Wie schon am chinesischen Aktienmarkt, der zunächst mit deutlichen Abgaben auf die enttäuschenden BIP-Daten reagiert hatte, stützten beruhigende Worte der chinesischen Zentralbank auch in den USA die Börse. Chinas Notenbank prüft Maßnahmen, um die Nachfrage privater Unternehmen nach Finanzierungen zu decken. Die Signale wurden als wachstumssteigernde Impulse gedeutet, aber auch als Eingeständnis, dass die Wirtschaft Hilfe benötige. Der Dow-Jones-Index gewann 0,3 Prozent auf 25.444 Punkte, der S&P-500 büßte einen Zähler ein und der Nasdaq-Composite 0,5 Prozent. Umgesetzt wurden an der Nyse 935 (Donnerstag: 825) Millionen Aktien. Den 1.454 (707) Kursgewinnern standen 1.521 (2.285) -verlierer gegenüber, unverändert schlossen 96 (86) Titel.

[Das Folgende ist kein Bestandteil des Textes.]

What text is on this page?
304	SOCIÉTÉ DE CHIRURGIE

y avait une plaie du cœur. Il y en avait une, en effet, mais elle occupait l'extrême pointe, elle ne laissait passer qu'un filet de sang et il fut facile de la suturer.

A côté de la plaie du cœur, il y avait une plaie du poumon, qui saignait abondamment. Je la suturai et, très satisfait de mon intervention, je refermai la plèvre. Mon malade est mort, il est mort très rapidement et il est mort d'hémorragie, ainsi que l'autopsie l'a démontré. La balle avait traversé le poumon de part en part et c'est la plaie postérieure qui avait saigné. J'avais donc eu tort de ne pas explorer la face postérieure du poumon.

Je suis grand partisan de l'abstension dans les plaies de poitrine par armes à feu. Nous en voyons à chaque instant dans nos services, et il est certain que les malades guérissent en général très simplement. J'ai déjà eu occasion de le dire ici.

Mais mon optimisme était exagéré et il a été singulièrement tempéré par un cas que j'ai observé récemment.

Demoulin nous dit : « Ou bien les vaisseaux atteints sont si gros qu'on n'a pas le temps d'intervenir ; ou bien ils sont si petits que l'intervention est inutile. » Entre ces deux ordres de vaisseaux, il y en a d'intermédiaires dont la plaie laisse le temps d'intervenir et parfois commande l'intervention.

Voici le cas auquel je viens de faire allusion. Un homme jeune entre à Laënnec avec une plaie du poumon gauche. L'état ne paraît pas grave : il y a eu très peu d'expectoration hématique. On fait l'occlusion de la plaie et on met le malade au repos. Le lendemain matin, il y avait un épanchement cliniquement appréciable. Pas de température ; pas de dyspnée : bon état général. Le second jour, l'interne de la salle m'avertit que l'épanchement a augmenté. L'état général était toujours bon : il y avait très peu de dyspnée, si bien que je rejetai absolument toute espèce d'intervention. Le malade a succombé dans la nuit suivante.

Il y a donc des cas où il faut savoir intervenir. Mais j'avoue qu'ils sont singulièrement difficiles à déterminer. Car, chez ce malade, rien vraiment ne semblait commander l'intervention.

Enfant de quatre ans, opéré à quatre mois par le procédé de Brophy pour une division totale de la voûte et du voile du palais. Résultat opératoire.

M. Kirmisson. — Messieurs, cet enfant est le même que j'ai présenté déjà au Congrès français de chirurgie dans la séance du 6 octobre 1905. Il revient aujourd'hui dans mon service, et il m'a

Keine Entwarnung für Aktien
Händler betonten jedoch, dass sich das negative Börsenumfeld trotz der leichten Dow-Aufschläge nicht wirklich gebessert habe. "Jeder geht von einem erlahmenden Gewinnwachstum und steigenden Zinsen im nächsten Jahr aus. Historisch betrachtet ist das keine gute Mischung für Aktien. Ich denke, es besteht die Möglichkeit, dass der Bullenmarkt seine Hochs bereits gesehen hat", sagte Marktstratege Alec Young von FTSE Russell.

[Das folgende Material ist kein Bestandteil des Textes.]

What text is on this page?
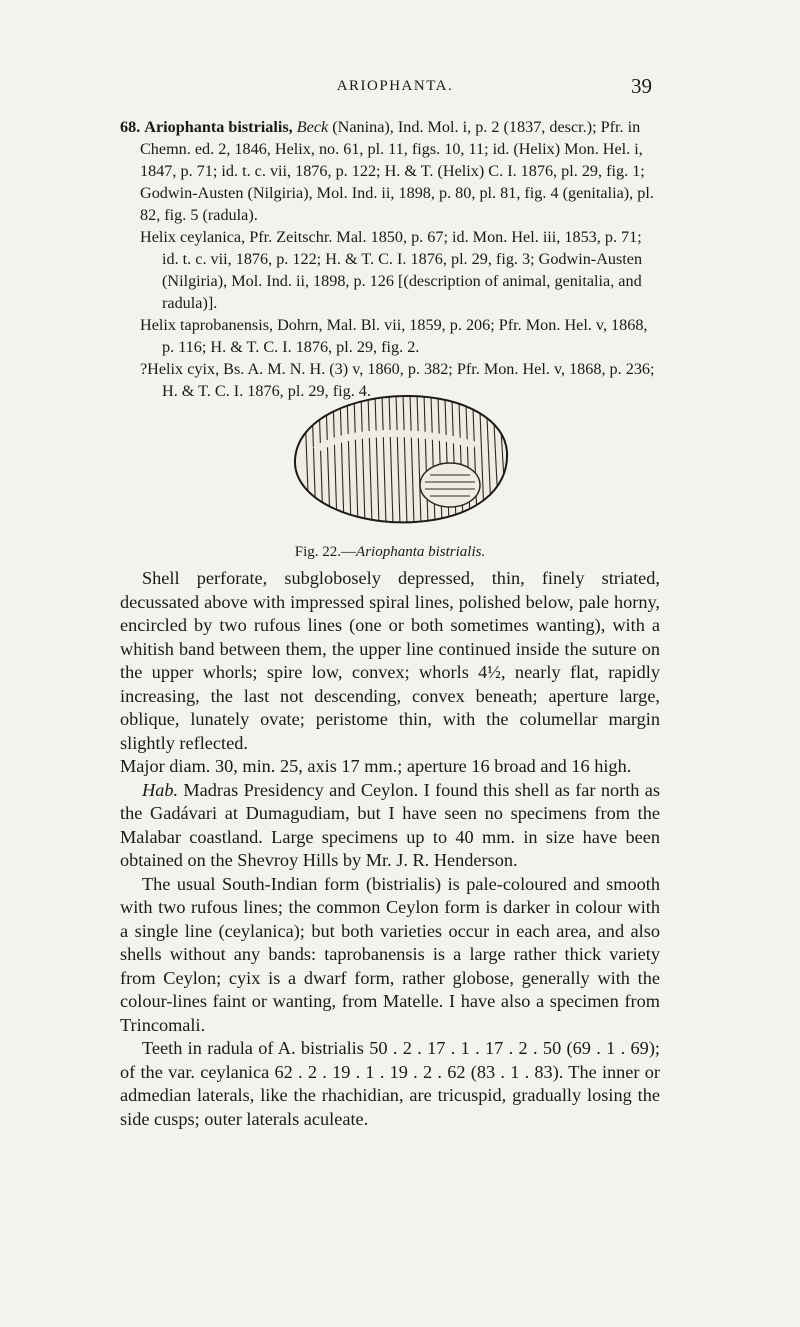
ARIOPHANTA.	39

68. Ariophanta bistrialis, Beck (Nanina), Ind. Mol. i, p. 2 (1837, descr.); Pfr. in Chemn. ed. 2, 1846, Helix, no. 61, pl. 11, figs. 10, 11; id. (Helix) Mon. Hel. i, 1847, p. 71; id. t. c. vii, 1876, p. 122; H. & T. (Helix) C. I. 1876, pl. 29, fig. 1; Godwin-Austen (Nilgiria), Mol. Ind. ii, 1898, p. 80, pl. 81, fig. 4 (genitalia), pl. 82, fig. 5 (radula).

Helix ceylanica, Pfr. Zeitschr. Mal. 1850, p. 67; id. Mon. Hel. iii, 1853, p. 71; id. t. c. vii, 1876, p. 122; H. & T. C. I. 1876, pl. 29, fig. 3; Godwin-Austen (Nilgiria), Mol. Ind. ii, 1898, p. 126 [(description of animal, genitalia, and radula)].

Helix taprobanensis, Dohrn, Mal. Bl. vii, 1859, p. 206; Pfr. Mon. Hel. v, 1868, p. 116; H. & T. C. I. 1876, pl. 29, fig. 2.

?Helix cyix, Bs. A. M. N. H. (3) v, 1860, p. 382; Pfr. Mon. Hel. v, 1868, p. 236; H. & T. C. I. 1876, pl. 29, fig. 4.

Fig. 22.—Ariophanta bistrialis.

Shell perforate, subglobosely depressed, thin, finely striated, decussated above with impressed spiral lines, polished below, pale horny, encircled by two rufous lines (one or both sometimes wanting), with a whitish band between them, the upper line continued inside the suture on the upper whorls; spire low, convex; whorls 4½, nearly flat, rapidly increasing, the last not descending, convex beneath; aperture large, oblique, lunately ovate; peristome thin, with the columellar margin slightly reflected.

Major diam. 30, min. 25, axis 17 mm.; aperture 16 broad and 16 high.

Hab. Madras Presidency and Ceylon. I found this shell as far north as the Gadávari at Dumagudiam, but I have seen no specimens from the Malabar coastland. Large specimens up to 40 mm. in size have been obtained on the Shevroy Hills by Mr. J. R. Henderson.

The usual South-Indian form (bistrialis) is pale-coloured and smooth with two rufous lines; the common Ceylon form is darker in colour with a single line (ceylanica); but both varieties occur in each area, and also shells without any bands: taprobanensis is a large rather thick variety from Ceylon; cyix is a dwarf form, rather globose, generally with the colour-lines faint or wanting, from Matelle. I have also a specimen from Trincomali.

Teeth in radula of A. bistrialis 50 . 2 . 17 . 1 . 17 . 2 . 50 (69 . 1 . 69); of the var. ceylanica 62 . 2 . 19 . 1 . 19 . 2 . 62 (83 . 1 . 83). The inner or admedian laterals, like the rhachidian, are tricuspid, gradually losing the side cusps; outer laterals aculeate.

Als weiteres Ungemach wurde Europa identifiziert mit dem sich abzeichnenden Konflikt zwischen Italien und der EU. Die EU-Kommission warf Italien eine "beispiellose" Abweichung von den europäischen Haushaltsregeln vor. Italien plant eine deutlich höhere Neuverschuldung als mit Brüssel vereinbart. Es droht eine neue Euro-Krise mit möglichen Abstufungen der italienischen Kreditwürdigkeit. Nachdem die Renditen italienischer Staatsanleihen zunächst kräftig zugelegt hatten, kamen zuletzt wieder zurück, was auch dem US-Aktienmarkt half. Händler verwiesen auf Aussagen von EU-Wirtschaftskommissar Pierre Moscovici, der sich eine Eurozone ohne Italien nicht vorstellen konnte.

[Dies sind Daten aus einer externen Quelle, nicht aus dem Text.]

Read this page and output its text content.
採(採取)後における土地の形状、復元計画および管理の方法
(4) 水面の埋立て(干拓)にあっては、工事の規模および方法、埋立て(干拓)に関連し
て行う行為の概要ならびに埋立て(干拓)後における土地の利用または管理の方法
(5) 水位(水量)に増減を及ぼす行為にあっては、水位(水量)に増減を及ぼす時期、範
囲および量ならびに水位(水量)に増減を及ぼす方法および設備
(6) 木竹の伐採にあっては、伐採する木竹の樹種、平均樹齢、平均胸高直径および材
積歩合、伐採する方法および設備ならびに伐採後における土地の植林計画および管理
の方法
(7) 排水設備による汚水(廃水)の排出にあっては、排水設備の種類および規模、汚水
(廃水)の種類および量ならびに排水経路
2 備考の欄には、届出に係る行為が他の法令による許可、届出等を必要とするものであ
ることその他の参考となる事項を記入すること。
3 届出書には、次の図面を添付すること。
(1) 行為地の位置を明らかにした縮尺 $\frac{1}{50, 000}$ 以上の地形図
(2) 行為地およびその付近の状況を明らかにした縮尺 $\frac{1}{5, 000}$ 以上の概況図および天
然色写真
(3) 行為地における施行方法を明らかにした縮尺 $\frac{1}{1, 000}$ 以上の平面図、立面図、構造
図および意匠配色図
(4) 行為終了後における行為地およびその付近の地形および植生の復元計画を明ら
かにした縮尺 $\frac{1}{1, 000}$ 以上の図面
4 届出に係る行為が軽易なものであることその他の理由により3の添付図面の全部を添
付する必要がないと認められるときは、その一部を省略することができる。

Paypal und American Express überzeugen
Unter den Einzelaktien schossen Paypal um 9,4 Prozent nach oben. Der Zahlungsdienstleister überraschte im dritten Quartal positiv mit Umsatz und Ergebnis. Zudem zeigte sich Paypal für das Geschäftsjahr optimistischer und hob das untere Ende der avisierten Prognosespanne an. Die Titel der früheren Muttergesellschaft Ebay stürzten dagegen nach einem negativen Analystenkommentar durch Stifel Nicolaus um 8,9 Prozent ab.
American Express gewannen 3,8 Prozent. Der Finanzkonzern hatte nicht nur über ein starkes drittes Quartal berichtet, sondern auch den Ausblick angehoben. Die Aktien des Versicherers AIG verloren 2,9 Prozent. Wie andere Branchenvertreter zuvor meldete auch das US-Unternehmen eine ungewöhnlich hohe Schadensbelastung. Vor Steuern wird daher im dritten Quartal voraussichtlich ein Verlust anfallen.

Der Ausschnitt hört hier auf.